The vibrations emanating from the crystalline structure of Turquoise interact with your personal energy in a way that strengthens the ability to Trust.  Trust is having confidence in someone's intentions, and in his ability to carry out those intentions.  It is believing in his motivation and competence, that he will do what he says he is going to do.  Whenever you trust someone, you extend yourself to that person.  This makes you vulnerable in an emotional sense, since you place yourself in a position to be hurt if it turns out that he is not trustworthy.  It takes self-confidence to be comfortable about trusting someone and going out on an emotional limb for him in this way.

Trust has both a doing side and a knowing side.  The doing side is being able to actually place your trust in a person or situation.  The knowing side is recognizing what is trustworthy in life, that is, knowing what you can trust, both in yourself and in others.  These two aspects of trust work together as two sides of the same duality.  This means that as you develop the ability to recognize when someone is trustworthy, you also increase the ability to trust in general.

As you grow and develop your ability to trust, you must learn to use it wisely.  Just because you have a strong ability to trust, does not mean you trust everyone to that extent.  It would be foolish to trust everyone to the limit of your ability to trust.  There is great wisdom in knowing who to trust, and who not to trust in any circumstance.
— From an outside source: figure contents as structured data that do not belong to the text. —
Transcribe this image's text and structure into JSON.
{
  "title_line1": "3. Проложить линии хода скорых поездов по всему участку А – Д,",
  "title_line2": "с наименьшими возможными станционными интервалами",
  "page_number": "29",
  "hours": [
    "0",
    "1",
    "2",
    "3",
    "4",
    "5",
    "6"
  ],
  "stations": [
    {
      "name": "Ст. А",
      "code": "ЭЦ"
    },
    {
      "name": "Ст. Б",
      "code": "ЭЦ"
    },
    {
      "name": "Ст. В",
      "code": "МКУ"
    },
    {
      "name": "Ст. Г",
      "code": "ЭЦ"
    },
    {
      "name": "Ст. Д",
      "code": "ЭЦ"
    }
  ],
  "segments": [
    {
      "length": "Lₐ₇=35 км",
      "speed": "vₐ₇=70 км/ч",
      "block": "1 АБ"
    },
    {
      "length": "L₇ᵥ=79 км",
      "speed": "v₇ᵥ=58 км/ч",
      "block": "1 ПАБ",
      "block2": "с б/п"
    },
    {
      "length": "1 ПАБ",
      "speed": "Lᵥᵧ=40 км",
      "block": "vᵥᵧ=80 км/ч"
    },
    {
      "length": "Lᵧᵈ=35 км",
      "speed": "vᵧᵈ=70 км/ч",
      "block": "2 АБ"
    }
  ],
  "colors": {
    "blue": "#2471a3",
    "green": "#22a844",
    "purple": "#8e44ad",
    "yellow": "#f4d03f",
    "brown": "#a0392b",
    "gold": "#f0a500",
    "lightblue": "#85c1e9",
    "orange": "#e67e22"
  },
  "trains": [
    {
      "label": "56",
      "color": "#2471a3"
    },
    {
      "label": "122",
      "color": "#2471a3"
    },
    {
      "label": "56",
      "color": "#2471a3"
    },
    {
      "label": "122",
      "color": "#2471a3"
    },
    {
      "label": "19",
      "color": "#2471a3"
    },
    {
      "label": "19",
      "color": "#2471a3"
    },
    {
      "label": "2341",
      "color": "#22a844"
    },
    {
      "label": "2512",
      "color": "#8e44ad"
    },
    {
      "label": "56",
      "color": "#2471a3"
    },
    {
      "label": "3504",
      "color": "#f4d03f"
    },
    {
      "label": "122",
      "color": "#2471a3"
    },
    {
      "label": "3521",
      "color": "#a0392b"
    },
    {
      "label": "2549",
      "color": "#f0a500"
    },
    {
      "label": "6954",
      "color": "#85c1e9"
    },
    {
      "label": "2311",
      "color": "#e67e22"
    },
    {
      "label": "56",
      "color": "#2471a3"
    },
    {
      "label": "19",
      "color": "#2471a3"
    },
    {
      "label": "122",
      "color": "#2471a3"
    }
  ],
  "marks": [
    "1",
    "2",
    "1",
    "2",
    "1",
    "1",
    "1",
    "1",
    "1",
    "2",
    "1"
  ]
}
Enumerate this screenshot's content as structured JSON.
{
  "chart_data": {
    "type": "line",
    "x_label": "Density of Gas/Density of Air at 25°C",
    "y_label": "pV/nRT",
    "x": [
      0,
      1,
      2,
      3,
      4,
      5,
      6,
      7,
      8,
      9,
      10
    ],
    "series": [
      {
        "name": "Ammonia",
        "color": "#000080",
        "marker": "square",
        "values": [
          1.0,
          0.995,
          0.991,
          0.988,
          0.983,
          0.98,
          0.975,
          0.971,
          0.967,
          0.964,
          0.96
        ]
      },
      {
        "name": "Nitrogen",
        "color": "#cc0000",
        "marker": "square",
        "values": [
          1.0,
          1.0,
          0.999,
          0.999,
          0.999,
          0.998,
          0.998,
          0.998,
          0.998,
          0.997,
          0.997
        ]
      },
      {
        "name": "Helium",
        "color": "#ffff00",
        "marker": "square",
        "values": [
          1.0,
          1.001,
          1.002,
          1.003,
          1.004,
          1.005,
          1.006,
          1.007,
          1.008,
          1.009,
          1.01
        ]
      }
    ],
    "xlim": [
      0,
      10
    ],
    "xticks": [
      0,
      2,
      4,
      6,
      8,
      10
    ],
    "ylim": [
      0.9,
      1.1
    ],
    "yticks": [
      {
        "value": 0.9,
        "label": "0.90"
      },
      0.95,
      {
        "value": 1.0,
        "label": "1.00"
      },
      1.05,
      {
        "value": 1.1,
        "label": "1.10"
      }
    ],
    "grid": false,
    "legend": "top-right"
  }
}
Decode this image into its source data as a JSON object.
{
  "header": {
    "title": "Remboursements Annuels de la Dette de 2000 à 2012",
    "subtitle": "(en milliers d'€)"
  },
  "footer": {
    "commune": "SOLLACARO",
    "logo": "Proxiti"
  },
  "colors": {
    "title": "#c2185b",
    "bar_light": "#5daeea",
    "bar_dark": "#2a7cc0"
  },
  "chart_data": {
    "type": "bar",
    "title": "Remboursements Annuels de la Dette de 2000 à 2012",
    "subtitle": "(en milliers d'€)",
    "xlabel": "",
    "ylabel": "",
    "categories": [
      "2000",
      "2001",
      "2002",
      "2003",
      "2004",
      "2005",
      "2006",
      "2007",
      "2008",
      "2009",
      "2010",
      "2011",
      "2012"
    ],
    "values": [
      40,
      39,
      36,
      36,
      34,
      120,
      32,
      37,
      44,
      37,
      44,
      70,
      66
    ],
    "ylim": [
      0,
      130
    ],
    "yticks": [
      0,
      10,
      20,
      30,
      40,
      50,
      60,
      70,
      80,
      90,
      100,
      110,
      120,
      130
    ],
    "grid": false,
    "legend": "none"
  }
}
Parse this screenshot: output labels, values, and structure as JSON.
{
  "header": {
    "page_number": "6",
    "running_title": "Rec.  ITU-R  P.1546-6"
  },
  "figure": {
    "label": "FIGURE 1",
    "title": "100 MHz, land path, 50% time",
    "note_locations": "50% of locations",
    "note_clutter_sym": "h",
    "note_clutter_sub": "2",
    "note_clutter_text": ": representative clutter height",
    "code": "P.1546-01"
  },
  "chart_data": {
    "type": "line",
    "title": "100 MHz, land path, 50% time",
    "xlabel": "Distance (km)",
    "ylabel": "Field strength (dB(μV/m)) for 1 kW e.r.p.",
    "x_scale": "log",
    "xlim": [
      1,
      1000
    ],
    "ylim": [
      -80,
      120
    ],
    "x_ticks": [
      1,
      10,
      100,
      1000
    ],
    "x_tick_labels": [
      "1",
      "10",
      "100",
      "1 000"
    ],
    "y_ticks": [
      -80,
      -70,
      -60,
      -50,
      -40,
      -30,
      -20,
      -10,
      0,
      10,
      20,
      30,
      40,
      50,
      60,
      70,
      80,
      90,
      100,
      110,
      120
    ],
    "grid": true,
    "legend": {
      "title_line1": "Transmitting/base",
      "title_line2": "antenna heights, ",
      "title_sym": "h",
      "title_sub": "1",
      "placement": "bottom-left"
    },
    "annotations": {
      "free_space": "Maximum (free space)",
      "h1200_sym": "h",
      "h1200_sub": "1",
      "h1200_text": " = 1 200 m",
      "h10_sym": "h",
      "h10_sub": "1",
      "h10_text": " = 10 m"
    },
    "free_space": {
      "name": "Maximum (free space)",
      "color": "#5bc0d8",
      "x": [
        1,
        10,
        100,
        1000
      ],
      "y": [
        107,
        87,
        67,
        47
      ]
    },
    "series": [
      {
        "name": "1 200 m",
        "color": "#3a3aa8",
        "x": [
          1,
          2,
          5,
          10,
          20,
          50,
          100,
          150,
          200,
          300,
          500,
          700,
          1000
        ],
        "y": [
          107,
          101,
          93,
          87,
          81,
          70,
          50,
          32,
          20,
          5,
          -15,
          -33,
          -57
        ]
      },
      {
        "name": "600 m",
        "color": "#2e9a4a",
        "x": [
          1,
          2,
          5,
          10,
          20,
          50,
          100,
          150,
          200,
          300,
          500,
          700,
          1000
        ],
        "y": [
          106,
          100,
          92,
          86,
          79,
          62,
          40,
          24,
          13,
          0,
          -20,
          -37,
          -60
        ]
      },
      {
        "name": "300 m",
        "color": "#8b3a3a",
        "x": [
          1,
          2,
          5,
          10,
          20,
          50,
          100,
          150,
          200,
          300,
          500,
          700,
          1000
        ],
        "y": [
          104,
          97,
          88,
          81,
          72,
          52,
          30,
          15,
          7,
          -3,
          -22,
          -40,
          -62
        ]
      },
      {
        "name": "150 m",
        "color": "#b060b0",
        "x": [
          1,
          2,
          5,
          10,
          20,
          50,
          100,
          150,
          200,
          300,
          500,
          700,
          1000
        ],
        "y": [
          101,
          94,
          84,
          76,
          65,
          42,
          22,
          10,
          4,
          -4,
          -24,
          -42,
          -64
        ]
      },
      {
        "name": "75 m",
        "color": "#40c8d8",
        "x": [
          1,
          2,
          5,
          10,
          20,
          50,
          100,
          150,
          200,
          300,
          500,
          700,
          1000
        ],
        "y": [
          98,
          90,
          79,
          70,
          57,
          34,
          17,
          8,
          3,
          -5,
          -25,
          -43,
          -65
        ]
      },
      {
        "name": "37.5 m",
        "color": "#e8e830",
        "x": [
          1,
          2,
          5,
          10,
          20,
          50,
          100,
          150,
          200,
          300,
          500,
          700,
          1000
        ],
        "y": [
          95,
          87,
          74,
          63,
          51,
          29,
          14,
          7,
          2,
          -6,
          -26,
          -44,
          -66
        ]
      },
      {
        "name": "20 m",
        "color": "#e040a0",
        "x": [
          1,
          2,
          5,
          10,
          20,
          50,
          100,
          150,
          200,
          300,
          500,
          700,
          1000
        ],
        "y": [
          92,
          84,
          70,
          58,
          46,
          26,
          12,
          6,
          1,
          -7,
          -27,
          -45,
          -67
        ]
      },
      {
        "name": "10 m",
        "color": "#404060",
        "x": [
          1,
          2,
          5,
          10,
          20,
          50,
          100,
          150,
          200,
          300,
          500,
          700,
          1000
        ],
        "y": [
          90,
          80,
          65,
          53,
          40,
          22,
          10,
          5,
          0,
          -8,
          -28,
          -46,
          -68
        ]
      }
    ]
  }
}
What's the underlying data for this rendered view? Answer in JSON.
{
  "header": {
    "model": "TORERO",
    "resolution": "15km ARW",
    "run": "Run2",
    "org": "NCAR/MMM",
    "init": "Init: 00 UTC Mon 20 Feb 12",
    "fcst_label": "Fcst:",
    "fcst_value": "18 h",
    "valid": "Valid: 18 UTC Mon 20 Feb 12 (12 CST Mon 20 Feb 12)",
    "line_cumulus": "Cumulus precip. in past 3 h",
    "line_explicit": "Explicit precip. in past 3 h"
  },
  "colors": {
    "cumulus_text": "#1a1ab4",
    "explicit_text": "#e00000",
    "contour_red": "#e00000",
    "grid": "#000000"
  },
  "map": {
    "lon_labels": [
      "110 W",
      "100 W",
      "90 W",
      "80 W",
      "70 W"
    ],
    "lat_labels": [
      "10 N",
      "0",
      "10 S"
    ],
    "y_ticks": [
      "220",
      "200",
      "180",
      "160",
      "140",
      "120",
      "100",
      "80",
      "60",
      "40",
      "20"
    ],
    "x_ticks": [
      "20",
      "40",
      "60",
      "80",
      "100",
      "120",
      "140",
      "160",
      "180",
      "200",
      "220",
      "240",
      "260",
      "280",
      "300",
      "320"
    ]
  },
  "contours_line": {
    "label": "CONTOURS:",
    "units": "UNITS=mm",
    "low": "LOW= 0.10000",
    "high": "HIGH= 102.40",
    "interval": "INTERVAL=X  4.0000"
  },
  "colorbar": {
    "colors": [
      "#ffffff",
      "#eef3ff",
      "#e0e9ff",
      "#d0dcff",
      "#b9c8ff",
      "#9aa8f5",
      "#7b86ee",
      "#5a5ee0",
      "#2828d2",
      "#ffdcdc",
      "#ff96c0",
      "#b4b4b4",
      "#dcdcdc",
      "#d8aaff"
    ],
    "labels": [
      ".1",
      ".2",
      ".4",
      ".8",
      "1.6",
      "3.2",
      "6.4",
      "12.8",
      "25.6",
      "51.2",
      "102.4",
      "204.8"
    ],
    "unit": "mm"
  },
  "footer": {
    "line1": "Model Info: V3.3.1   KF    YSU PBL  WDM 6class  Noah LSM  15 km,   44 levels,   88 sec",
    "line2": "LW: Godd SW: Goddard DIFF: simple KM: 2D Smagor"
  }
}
The ability to trust often seems almost instinctual.  But it is not really instinct.  It is a decision-making process regarding trustworthiness that occurs very rapidly at an almost subconscious level.  If someone is trustworthy, he will always be at least adequately competent to do what you are trusting him to do, and his motivation for doing it will be what he shows it to be.  If either of these things is not true, then he is not trustworthy in that particular area.

Being able to trust means trusting yourself as well as others.  Trusting yourself gives you the ability to make decisions.  If you don't feel you can trust yourself, you will always have difficulty making decisions.

If you are not good at trusting, you tend to be suspicious of people, and you find it difficult to take them at face value.  You have trouble knowing who you can trust because you are not good at estimating a person's integrity, his reliability, or his dedication to what you are trusting him to do.  You also have trouble trusting yourself in these areas, and you tend to be suspicious of your own abilities because you are unsure of them.

Expanding the Ability to Trust

If you have trouble trusting yourself or others, work at changing your outlook in a couple of areas.  Whenever you set out to do something, consider doing it in the most reliable and dependable way you can.  By consistently operating in this way, you will begin to feel more confident in your ability to do things well, and you will start to trust yourself more.

Another way to develop trust is to practice standing behind your principles, and be strong in supporting what you believe is right.  This will increase your ability to recognize integrity, both in yourself and in others, and become more aware of the fact that you can only trust people to the extent they are incorruptible and refuse to compromise their principles.

In addition, in deciding when to trust, practice judging how certain you are about a person or situation.  Assess how complete your information is.  This will help you recognize what you know to be true, and what you are only guessing at, and will improve your ability to make sound and informed judgements.  If you become good at judging the likelihood of something being true or real, you will also become better at knowing who to trust, and when.

Bonuses: When you trust someone, you will invariably find that you also like him.  You don't trust people you don't like.  The surprise is that when you trust someone, it follows almost automatically that he also starts to like you better.  From the other person's point of view, you empower him by trusting him.  He knows he can count on you to trust him, and this draws him to you.

By learning to increase your ability to trust, you not only become better at trusting yourself and others, but you also become better at recognizing who and what is trustworthy in life.